Так или иначе, но однажды я очнулась от своей странной оторопи, посмотрела на себя — похудевшую и подурневшую, с запавшими глазами (боже мой! И это в девятнадцать лет), и решила, что дальше так нельзя. Нужно срочно занять себя хоть чем-нибудь.
К счастью, на помощь пришла учеба, которую я подзабросила в последнее время. Я стала учиться с остервенением. Ничего не помогает так от несчастной любви, как ледяной душ и несколько задачек из высшей математики. Огромный респект тому, кто их придумал. Наверное, только они спасли меня в самые тяжелые дни.
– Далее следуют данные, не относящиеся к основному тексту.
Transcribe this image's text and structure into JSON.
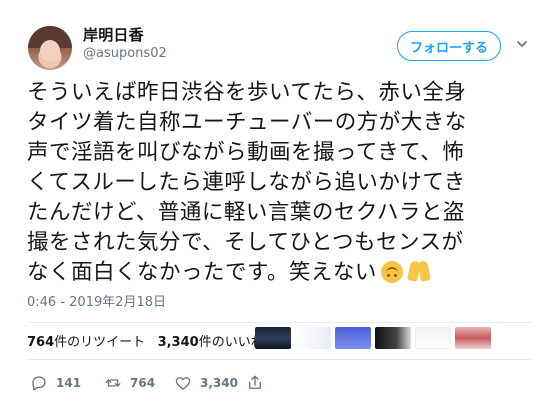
{
  "user": {
    "name": "岸明日香",
    "handle": "@asupons02"
  },
  "header": {
    "follow_label": "フォローする"
  },
  "tweet": {
    "line1": "そういえば昨日渋谷を歩いてたら、赤い全身",
    "line2": "タイツ着た自称ユーチューバーの方が大きな",
    "line3": "声で淫語を叫びながら動画を撮ってきて、怖",
    "line4": "くてスルーしたら連呼しながら追いかけてき",
    "line5": "たんだけど、普通に軽い言葉のセクハラと盗",
    "line6": "撮をされた気分で、そしてひとつもセンスが",
    "line7": "なく面白くなかったです。笑えない",
    "emojis": [
      "upside-down-face-icon",
      "folded-hands-icon"
    ],
    "timestamp": "0:46 - 2019年2月18日"
  },
  "stats": {
    "retweet_count": "764",
    "retweet_label": "件のリツイート",
    "like_count": "3,340",
    "like_label": "件のいいね"
  },
  "actions": {
    "reply_count": "141",
    "retweet_count": "764",
    "like_count": "3,340"
  },
  "colors": {
    "accent": "#1da1f2",
    "muted": "#657786",
    "divider": "#e6ecf0"
  }
}
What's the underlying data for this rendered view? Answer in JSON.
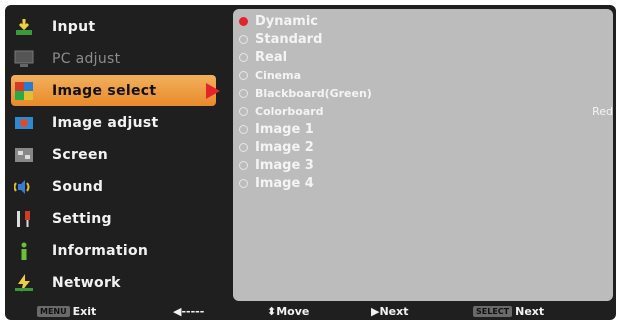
{
  "menu": {
    "items": [
      {
        "label": "Input",
        "icon": "input-icon",
        "state": "normal"
      },
      {
        "label": "PC adjust",
        "icon": "pc-adjust-icon",
        "state": "disabled"
      },
      {
        "label": "Image select",
        "icon": "image-select-icon",
        "state": "selected"
      },
      {
        "label": "Image adjust",
        "icon": "image-adjust-icon",
        "state": "normal"
      },
      {
        "label": "Screen",
        "icon": "screen-icon",
        "state": "normal"
      },
      {
        "label": "Sound",
        "icon": "sound-icon",
        "state": "normal"
      },
      {
        "label": "Setting",
        "icon": "setting-icon",
        "state": "normal"
      },
      {
        "label": "Information",
        "icon": "information-icon",
        "state": "normal"
      },
      {
        "label": "Network",
        "icon": "network-icon",
        "state": "normal"
      }
    ]
  },
  "submenu": {
    "items": [
      {
        "label": "Dynamic",
        "selected": true
      },
      {
        "label": "Standard",
        "selected": false
      },
      {
        "label": "Real",
        "selected": false
      },
      {
        "label": "Cinema",
        "selected": false
      },
      {
        "label": "Blackboard(Green)",
        "selected": false
      },
      {
        "label": "Colorboard",
        "selected": false,
        "value": "Red"
      },
      {
        "label": "Image 1",
        "selected": false
      },
      {
        "label": "Image 2",
        "selected": false
      },
      {
        "label": "Image 3",
        "selected": false
      },
      {
        "label": "Image 4",
        "selected": false
      }
    ]
  },
  "bottombar": {
    "menu_key": "MENU",
    "exit_label": "Exit",
    "back_label": "◀-----",
    "move_label": "⬍Move",
    "next_label": "▶Next",
    "select_key": "SELECT",
    "select_next_label": "Next"
  },
  "colors": {
    "background": "#1f1f1f",
    "submenu_panel": "#bcbcbc",
    "highlight": "#e98a2a",
    "active_radio": "#e5232b"
  }
}
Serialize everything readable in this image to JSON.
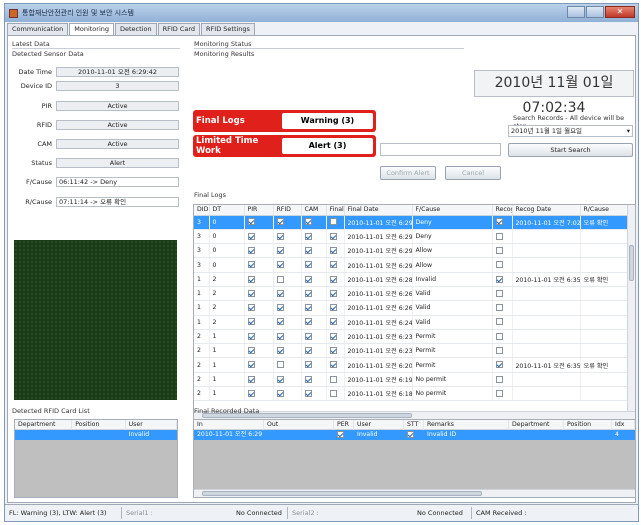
{
  "window": {
    "title": "통합재난안전관리 인원 및 보안 시스템"
  },
  "tabs": [
    "Communication",
    "Monitoring",
    "Detection",
    "RFID Card",
    "RFID Settings"
  ],
  "latest": {
    "title": "Latest Data",
    "subtitle": "Detected Sensor Data",
    "fields": [
      {
        "label": "Date Time",
        "value": "2010-11-01 오전 6:29:42"
      },
      {
        "label": "Device ID",
        "value": "3"
      },
      {
        "label": "PIR",
        "value": "Active"
      },
      {
        "label": "RFID",
        "value": "Active"
      },
      {
        "label": "CAM",
        "value": "Active"
      },
      {
        "label": "Status",
        "value": "Alert"
      },
      {
        "label": "F/Cause",
        "value": "06:11:42 -> Deny"
      },
      {
        "label": "R/Cause",
        "value": "07:11:14 -> 오류 확인"
      }
    ]
  },
  "monitoring": {
    "title": "Monitoring Status",
    "subtitle": "Monitoring Results"
  },
  "clock": "2010년 11월 01일 07:02:34",
  "alerts": [
    {
      "title": "Final Logs",
      "value": "Warning (3)"
    },
    {
      "title": "Limited Time Work",
      "value": "Alert (3)"
    }
  ],
  "buttons": {
    "confirm": "Confirm Alert",
    "cancel": "Cancel",
    "search": "Start Search"
  },
  "search": {
    "label": "Search Records - All device will be stop",
    "date": "2010년 11월  1일 월요일"
  },
  "final_logs": {
    "title": "Final Logs",
    "columns": [
      "DID",
      "DT",
      "PIR",
      "RFID",
      "CAM",
      "Final",
      "Final Date",
      "F/Cause",
      "Recog",
      "Recog Date",
      "R/Cause"
    ],
    "rows": [
      {
        "did": "3",
        "dt": "0",
        "pir": true,
        "rfid": true,
        "cam": true,
        "final": false,
        "date": "2010-11-01 오전 6:29",
        "cause": "Deny",
        "recog": true,
        "rdate": "2010-11-01 오전 7:02",
        "rcause": "오류 확인",
        "sel": true
      },
      {
        "did": "3",
        "dt": "0",
        "pir": true,
        "rfid": true,
        "cam": true,
        "final": true,
        "date": "2010-11-01 오전 6:29",
        "cause": "Deny",
        "recog": false,
        "rdate": "",
        "rcause": ""
      },
      {
        "did": "3",
        "dt": "0",
        "pir": true,
        "rfid": true,
        "cam": true,
        "final": true,
        "date": "2010-11-01 오전 6:29",
        "cause": "Allow",
        "recog": false,
        "rdate": "",
        "rcause": ""
      },
      {
        "did": "3",
        "dt": "0",
        "pir": true,
        "rfid": true,
        "cam": true,
        "final": true,
        "date": "2010-11-01 오전 6:29",
        "cause": "Allow",
        "recog": false,
        "rdate": "",
        "rcause": ""
      },
      {
        "did": "1",
        "dt": "2",
        "pir": true,
        "rfid": false,
        "cam": true,
        "final": true,
        "date": "2010-11-01 오전 6:28",
        "cause": "Invalid",
        "recog": true,
        "rdate": "2010-11-01 오전 6:35",
        "rcause": "오류 확인"
      },
      {
        "did": "1",
        "dt": "2",
        "pir": true,
        "rfid": true,
        "cam": true,
        "final": true,
        "date": "2010-11-01 오전 6:26",
        "cause": "Valid",
        "recog": false,
        "rdate": "",
        "rcause": ""
      },
      {
        "did": "1",
        "dt": "2",
        "pir": true,
        "rfid": true,
        "cam": true,
        "final": true,
        "date": "2010-11-01 오전 6:26",
        "cause": "Valid",
        "recog": false,
        "rdate": "",
        "rcause": ""
      },
      {
        "did": "1",
        "dt": "2",
        "pir": true,
        "rfid": true,
        "cam": true,
        "final": true,
        "date": "2010-11-01 오전 6:24",
        "cause": "Valid",
        "recog": false,
        "rdate": "",
        "rcause": ""
      },
      {
        "did": "2",
        "dt": "1",
        "pir": true,
        "rfid": true,
        "cam": true,
        "final": true,
        "date": "2010-11-01 오전 6:23",
        "cause": "Permit",
        "recog": false,
        "rdate": "",
        "rcause": ""
      },
      {
        "did": "2",
        "dt": "1",
        "pir": true,
        "rfid": true,
        "cam": true,
        "final": true,
        "date": "2010-11-01 오전 6:23",
        "cause": "Permit",
        "recog": false,
        "rdate": "",
        "rcause": ""
      },
      {
        "did": "2",
        "dt": "1",
        "pir": true,
        "rfid": false,
        "cam": true,
        "final": true,
        "date": "2010-11-01 오전 6:20",
        "cause": "Permit",
        "recog": true,
        "rdate": "2010-11-01 오전 6:35",
        "rcause": "오류 확인"
      },
      {
        "did": "2",
        "dt": "1",
        "pir": true,
        "rfid": true,
        "cam": true,
        "final": false,
        "date": "2010-11-01 오전 6:19",
        "cause": "No permit",
        "recog": false,
        "rdate": "",
        "rcause": ""
      },
      {
        "did": "2",
        "dt": "1",
        "pir": true,
        "rfid": true,
        "cam": true,
        "final": false,
        "date": "2010-11-01 오전 6:18",
        "cause": "No permit",
        "recog": false,
        "rdate": "",
        "rcause": ""
      }
    ]
  },
  "rfid_list": {
    "title": "Detected RFID Card List",
    "columns": [
      "Department",
      "Position",
      "User"
    ],
    "rows": [
      {
        "department": "",
        "position": "",
        "user": "Invalid"
      }
    ]
  },
  "recorded": {
    "title": "Final Recorded Data",
    "columns": [
      "In",
      "Out",
      "PER",
      "User",
      "STT",
      "Remarks",
      "Department",
      "Position",
      "Idx"
    ],
    "rows": [
      {
        "in": "2010-11-01 오전 6:29",
        "out": "",
        "per": true,
        "user": "Invalid",
        "stt": true,
        "remarks": "Invalid ID",
        "department": "",
        "position": "",
        "idx": "4"
      }
    ]
  },
  "statusbar": {
    "left": "FL: Warning (3), LTW: Alert (3)",
    "serial1": "Serial1 :",
    "serial1_state": "No Connected",
    "serial2": "Serial2 :",
    "serial2_state": "No Connected",
    "cam": "CAM Received :"
  }
}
Я садилась над тетрадью и решала, решала, решала — пока веки не становились свинцовыми и не начинали опускаться на глаза. Становилось ли легче? Пожалуй. Проще — точно.
Мои подруги, кажется, поняли меня. Они еще звали меня в кафе или на шопинг, но не слишком активно. Только Наташка звонила вечерами, все пытаясь вытащить меня куда-нибудь.
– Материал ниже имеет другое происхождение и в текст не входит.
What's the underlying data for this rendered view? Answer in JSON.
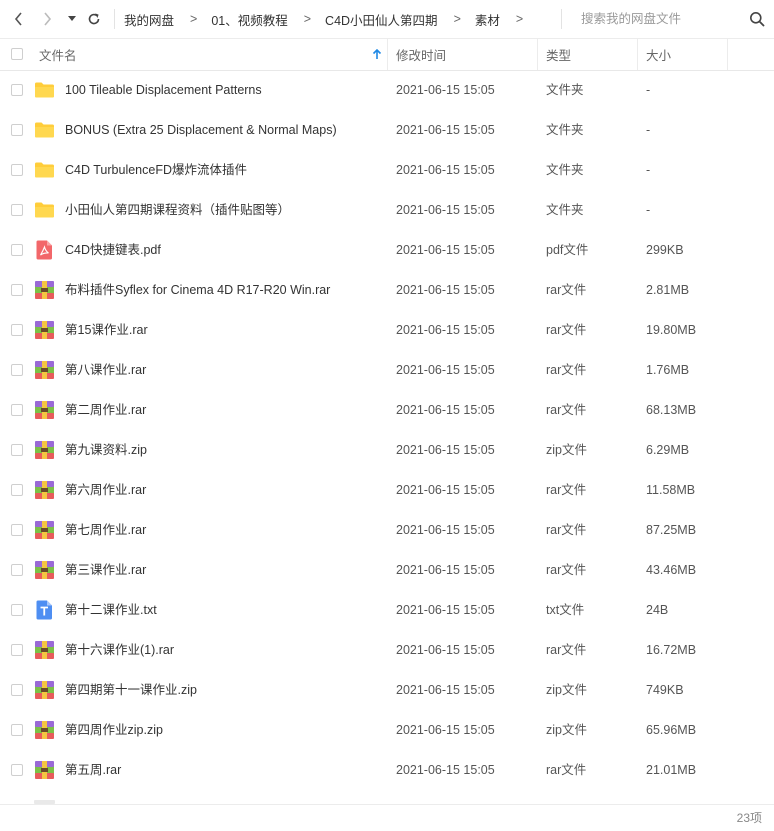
{
  "toolbar": {
    "back_icon": "chevron-left-icon",
    "forward_icon": "chevron-right-icon",
    "history_icon": "caret-down-icon",
    "refresh_icon": "refresh-icon"
  },
  "breadcrumb": [
    "我的网盘",
    "01、视频教程",
    "C4D小田仙人第四期",
    "素材"
  ],
  "breadcrumb_separator": ">",
  "search": {
    "placeholder": "搜索我的网盘文件",
    "value": "",
    "icon": "search-icon"
  },
  "columns": {
    "name": "文件名",
    "modified": "修改时间",
    "type": "类型",
    "size": "大小",
    "sort_icon": "arrow-up-icon"
  },
  "colors": {
    "folder": "#FFCD3A",
    "pdf": "#F2676A",
    "txt": "#4E8EF2",
    "archive_green": "#7CC246",
    "archive_purple": "#9A6AD6",
    "accent_blue": "#1E88E5"
  },
  "files": [
    {
      "name": "100 Tileable Displacement Patterns",
      "modified": "2021-06-15 15:05",
      "type": "文件夹",
      "size": "-",
      "icon": "folder-icon"
    },
    {
      "name": "BONUS (Extra 25 Displacement & Normal Maps)",
      "modified": "2021-06-15 15:05",
      "type": "文件夹",
      "size": "-",
      "icon": "folder-icon"
    },
    {
      "name": "C4D TurbulenceFD爆炸流体插件",
      "modified": "2021-06-15 15:05",
      "type": "文件夹",
      "size": "-",
      "icon": "folder-icon"
    },
    {
      "name": "小田仙人第四期课程资料（插件贴图等）",
      "modified": "2021-06-15 15:05",
      "type": "文件夹",
      "size": "-",
      "icon": "folder-icon"
    },
    {
      "name": "C4D快捷键表.pdf",
      "modified": "2021-06-15 15:05",
      "type": "pdf文件",
      "size": "299KB",
      "icon": "pdf-file-icon"
    },
    {
      "name": "布料插件Syflex for Cinema 4D R17-R20 Win.rar",
      "modified": "2021-06-15 15:05",
      "type": "rar文件",
      "size": "2.81MB",
      "icon": "archive-file-icon"
    },
    {
      "name": "第15课作业.rar",
      "modified": "2021-06-15 15:05",
      "type": "rar文件",
      "size": "19.80MB",
      "icon": "archive-file-icon"
    },
    {
      "name": "第八课作业.rar",
      "modified": "2021-06-15 15:05",
      "type": "rar文件",
      "size": "1.76MB",
      "icon": "archive-file-icon"
    },
    {
      "name": "第二周作业.rar",
      "modified": "2021-06-15 15:05",
      "type": "rar文件",
      "size": "68.13MB",
      "icon": "archive-file-icon"
    },
    {
      "name": "第九课资料.zip",
      "modified": "2021-06-15 15:05",
      "type": "zip文件",
      "size": "6.29MB",
      "icon": "archive-file-icon"
    },
    {
      "name": "第六周作业.rar",
      "modified": "2021-06-15 15:05",
      "type": "rar文件",
      "size": "11.58MB",
      "icon": "archive-file-icon"
    },
    {
      "name": "第七周作业.rar",
      "modified": "2021-06-15 15:05",
      "type": "rar文件",
      "size": "87.25MB",
      "icon": "archive-file-icon"
    },
    {
      "name": "第三课作业.rar",
      "modified": "2021-06-15 15:05",
      "type": "rar文件",
      "size": "43.46MB",
      "icon": "archive-file-icon"
    },
    {
      "name": "第十二课作业.txt",
      "modified": "2021-06-15 15:05",
      "type": "txt文件",
      "size": "24B",
      "icon": "text-file-icon"
    },
    {
      "name": "第十六课作业(1).rar",
      "modified": "2021-06-15 15:05",
      "type": "rar文件",
      "size": "16.72MB",
      "icon": "archive-file-icon"
    },
    {
      "name": "第四期第十一课作业.zip",
      "modified": "2021-06-15 15:05",
      "type": "zip文件",
      "size": "749KB",
      "icon": "archive-file-icon"
    },
    {
      "name": "第四周作业zip.zip",
      "modified": "2021-06-15 15:05",
      "type": "zip文件",
      "size": "65.96MB",
      "icon": "archive-file-icon"
    },
    {
      "name": "第五周.rar",
      "modified": "2021-06-15 15:05",
      "type": "rar文件",
      "size": "21.01MB",
      "icon": "archive-file-icon"
    }
  ],
  "status": {
    "item_count": "23项"
  }
}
Эля в эти дни, напротив, почти не бывала дома. Она очень изменилась. Эгоистичная, как все увлеченные собственными переживаниями, я не сразу заметила это, но в конце концов разница бросилась в глаза.
Во-первых, она стала одеваться совершенно по-другому. Куда подевались грубые унисексовые штаны и безразмерные футболки?! Теперь она предпочитала довольно смелые, но женственные по сути модели. Во-вторых, изменилась она сама. Стала увереннее и даже красивее. Думаю, она стала встречаться с каким-то мальчиком. Наверное, я сама виновата, но между нами нет откровенности, поэтому она ничего не говорит о нем, только глаза горят еще ярче. На самом деле у нее очень красивые глаза. Цвета дикого золота. Я сама придумала название этому цвету, не ищите его в палитре, но мне кажется, оно очень подходит Эле. Желтоватый, яркий, немного сумасшедший блеск. На него невозможно не обратить внимание. Пусть у Эли все будет хорошо. Она заслужила. Хотя бы она — из всей нашей семьи. Ведь нельзя назвать счастливой нашу маму, нашедшую прибежище в дамских романах, или отца, который, кажется, думает только о бизнесе и у которого просто-напросто не бывает на нас времени… Пусть сестра будет счастлива со своим неизвестным мне мальчиком — гуляя по Москве, смотря ему в глаза, замирая от случайного соприкосновения рукавами…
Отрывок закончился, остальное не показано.